Strong orders for the French version of Prince Harry's tell-all memoir led Paris-based publishing house Fayard to print 130,000 extra copies only two days after the book went on sale, a company spokesperson told Reuters on Thursday.
"This comes on top of the 210,000 copies initially printed," the spokesperson said, adding even more could be printed depending on orders.
Fayard couldn't yet give any exact sales figure.
The spokesperson said new orders for "Le Suppleant", the French translation of "Spare", were 20% stronger at this point than for the first volume of former U.S. President Barack Obama's memoir, a global blockbuster published in 2020.
In the book, Harry divulges that he had begged his father not to marry his second wife Camilla, now the queen consort.

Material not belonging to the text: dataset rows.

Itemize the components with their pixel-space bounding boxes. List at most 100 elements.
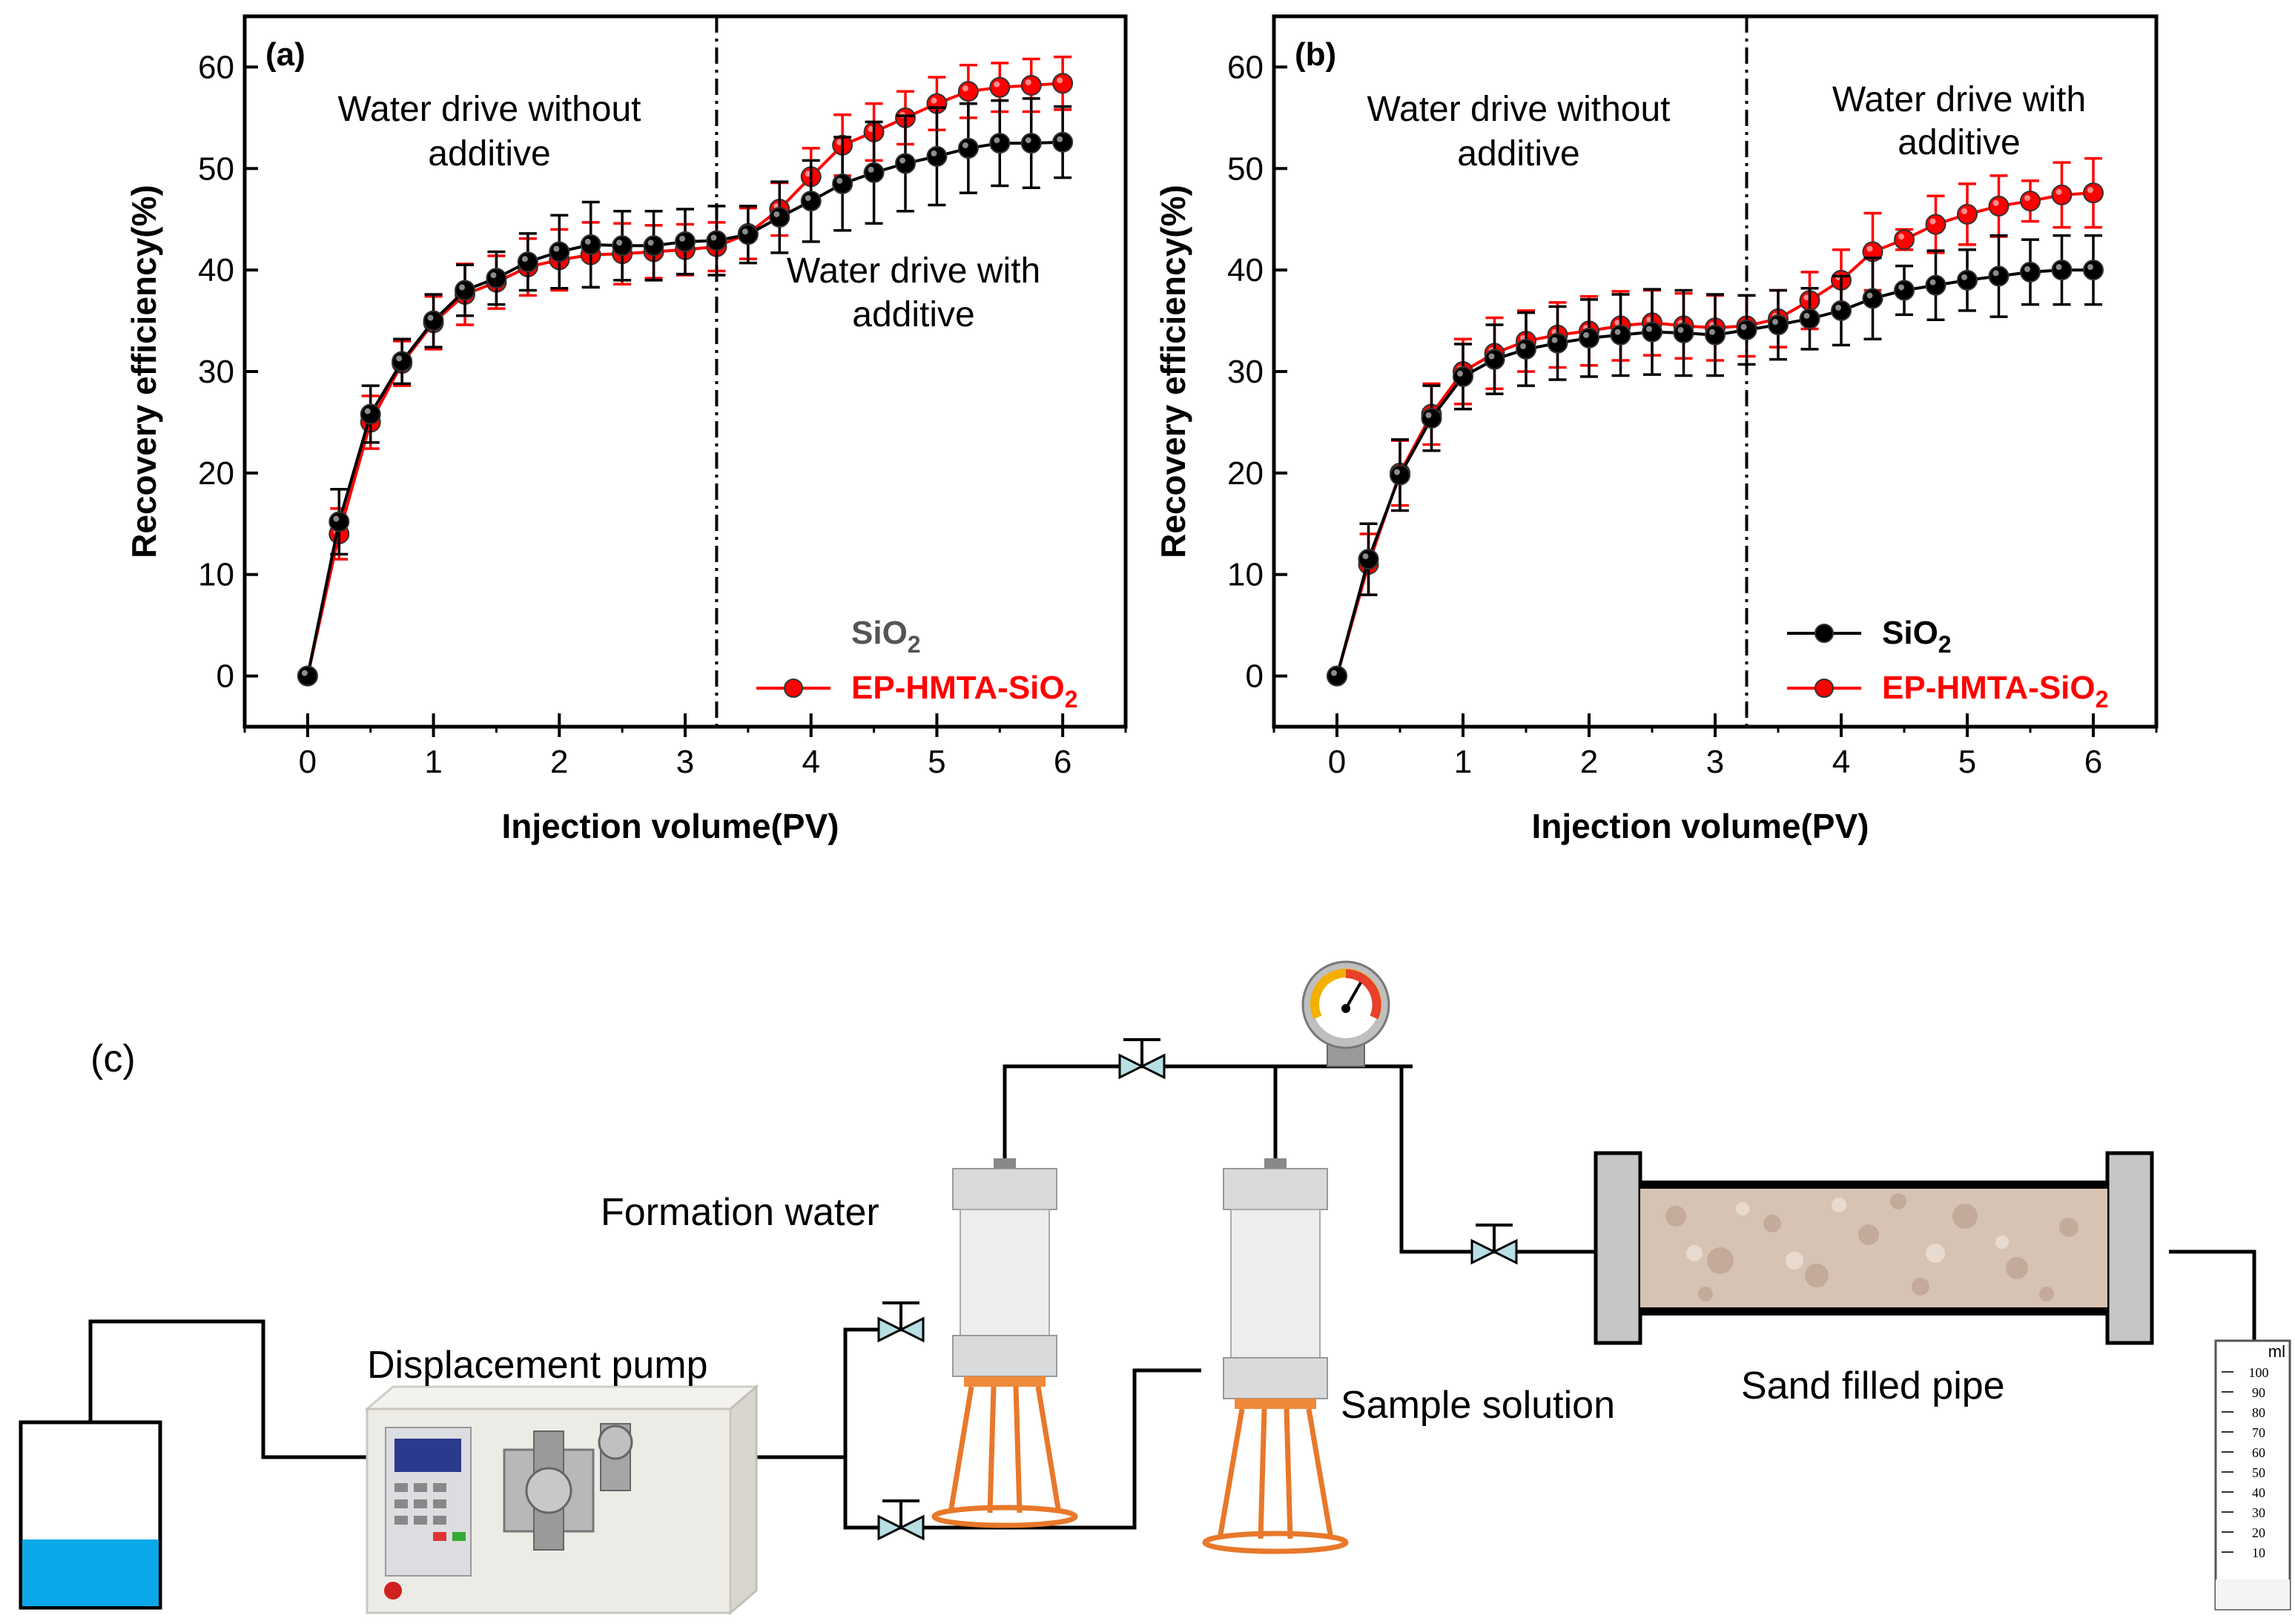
series-line: [1335, 191, 2094, 677]
legend-subscript: 2: [2096, 686, 2109, 713]
annotation-left-line1: Water drive without: [1367, 90, 1670, 129]
legend-subscript: 2: [1065, 686, 1078, 713]
pump-head: [503, 1423, 633, 1551]
data-point-highlight: [553, 245, 560, 252]
y-tick-label: 30: [1227, 354, 1264, 390]
data-point: [1327, 665, 1347, 687]
data-point-highlight: [1961, 208, 1967, 214]
data-point-highlight: [1866, 245, 1873, 252]
sample-solution-label: Sample solution: [1341, 1384, 1615, 1427]
panel-label: (b): [1295, 36, 1336, 73]
y-tick-label: 60: [1227, 49, 1264, 85]
y-tick-label: 40: [1227, 252, 1264, 288]
data-point-highlight: [1677, 326, 1684, 333]
data-point: [2083, 182, 2104, 204]
y-tick-label: 10: [1227, 557, 1264, 593]
data-point: [1390, 464, 1410, 486]
cylinder-tick-label: 20: [2252, 1525, 2265, 1540]
data-point-highlight: [962, 142, 968, 148]
data-point: [1358, 549, 1379, 570]
data-point-highlight: [962, 85, 968, 92]
displacement-pump-label: Displacement pump: [367, 1344, 708, 1387]
data-point: [926, 145, 948, 167]
annotation-right-line1: Water drive with: [787, 251, 1040, 291]
sand-filled-pipe-label: Sand filled pipe: [1741, 1364, 2005, 1407]
series-EP-HMTA-SiO2: [1327, 156, 2104, 687]
data-point: [360, 403, 381, 425]
data-point: [2020, 261, 2041, 283]
data-point: [989, 76, 1011, 98]
cylinder-tick-label: 60: [2252, 1445, 2265, 1460]
series-SiO2: [297, 97, 1074, 687]
data-point-highlight: [490, 272, 497, 279]
legend-marker: [1814, 679, 1834, 698]
data-point-highlight: [1803, 312, 1810, 319]
data-point-highlight: [805, 171, 811, 177]
data-point-highlight: [521, 256, 528, 263]
cylinder-tick-label: 40: [2252, 1485, 2265, 1500]
y-tick-label: 20: [1227, 455, 1264, 492]
legend-marker: [1814, 624, 1834, 643]
data-point-highlight: [1961, 274, 1967, 280]
x-tick-label: 6: [1054, 744, 1071, 780]
cylinder-tick-label: 80: [2252, 1405, 2265, 1420]
data-point-highlight: [773, 211, 780, 217]
data-point: [1547, 332, 1568, 354]
x-tick-label: 2: [1580, 744, 1598, 780]
data-point-highlight: [459, 284, 465, 291]
data-point: [957, 137, 979, 159]
data-point: [800, 191, 822, 212]
x-tick-label: 1: [424, 744, 442, 780]
chart-panel-b: 0 10 20 30 40 50 60 0 1 2 3 4 5 6 Injection volume(PV)…: [1154, 14, 2159, 845]
data-point: [1799, 308, 1820, 329]
data-point: [1768, 314, 1789, 336]
data-point: [1831, 300, 1852, 321]
data-point-highlight: [1025, 79, 1031, 86]
data-point: [1862, 288, 1883, 309]
legend-label: SiO2: [1882, 615, 1952, 658]
tank-liquid: [22, 1539, 159, 1606]
liquid-tank: [19, 1420, 162, 1610]
y-tick-label: 40: [198, 252, 234, 288]
chart-panel-a: 0 10 20 30 40 50 60 0 1 2 3 4 5 6 Injection volume(PV)…: [125, 14, 1128, 845]
data-point: [1020, 133, 1042, 154]
sand-filled-pipe: [1594, 1151, 2154, 1345]
data-point-highlight: [301, 670, 308, 676]
data-point-highlight: [1709, 329, 1715, 335]
data-point-highlight: [1898, 284, 1904, 291]
valve-1: [845, 1301, 925, 1343]
annotation-left-line1: Water drive without: [337, 90, 641, 129]
x-tick-label: 3: [1706, 744, 1724, 780]
data-point: [1052, 131, 1074, 153]
data-point: [1642, 321, 1662, 343]
data-point: [1957, 269, 1978, 291]
data-point-highlight: [1057, 77, 1063, 84]
data-point: [957, 81, 979, 102]
y-axis-title: Recovery efficiency(%): [1154, 185, 1192, 558]
data-point: [895, 153, 916, 174]
data-point: [1736, 319, 1757, 340]
data-point: [1579, 327, 1599, 349]
data-point-highlight: [710, 234, 717, 241]
data-point-highlight: [396, 355, 403, 362]
data-point-highlight: [584, 238, 591, 245]
data-point: [2083, 260, 2104, 281]
data-point-highlight: [1551, 337, 1558, 343]
x-tick-label: 1: [1454, 744, 1472, 780]
pressure-gauge-icon: [1301, 960, 1390, 1067]
data-point-highlight: [1394, 469, 1400, 475]
data-point: [612, 235, 633, 257]
data-point-highlight: [868, 126, 874, 133]
data-point-highlight: [2024, 195, 2030, 202]
data-point-highlight: [994, 81, 1000, 88]
data-point: [643, 235, 664, 257]
data-point-highlight: [1992, 199, 1999, 206]
y-tick-label: 50: [198, 151, 234, 187]
x-tick-label: 5: [928, 744, 945, 780]
y-tick-label: 20: [198, 455, 234, 492]
formation-water-label: Formation water: [601, 1191, 879, 1234]
cylinder-tick-label: 30: [2252, 1505, 2265, 1520]
legend-subscript: 2: [1938, 631, 1952, 658]
legend-label: EP-HMTA-SiO2: [851, 670, 1077, 713]
data-point-highlight: [1803, 294, 1810, 301]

The book also revealed that elder brother and heir to the throne William had knocked him over during a heated argument.
International Publisher Penguin Random House said earlier this week the memoir had secured the largest first-day sales total for any non-fiction book it had ever published with more than 1.4 million copies sold in the United States, Canada and the United Kingdom.
Britain's King Charles and Prince William made their first public appearances since the publication of the book on Thursday. They made no public reference to the saga.
A Penguin Random House spokeswoman in Munich said that the publisher also started printing additional copies of the German language version on the day of the release.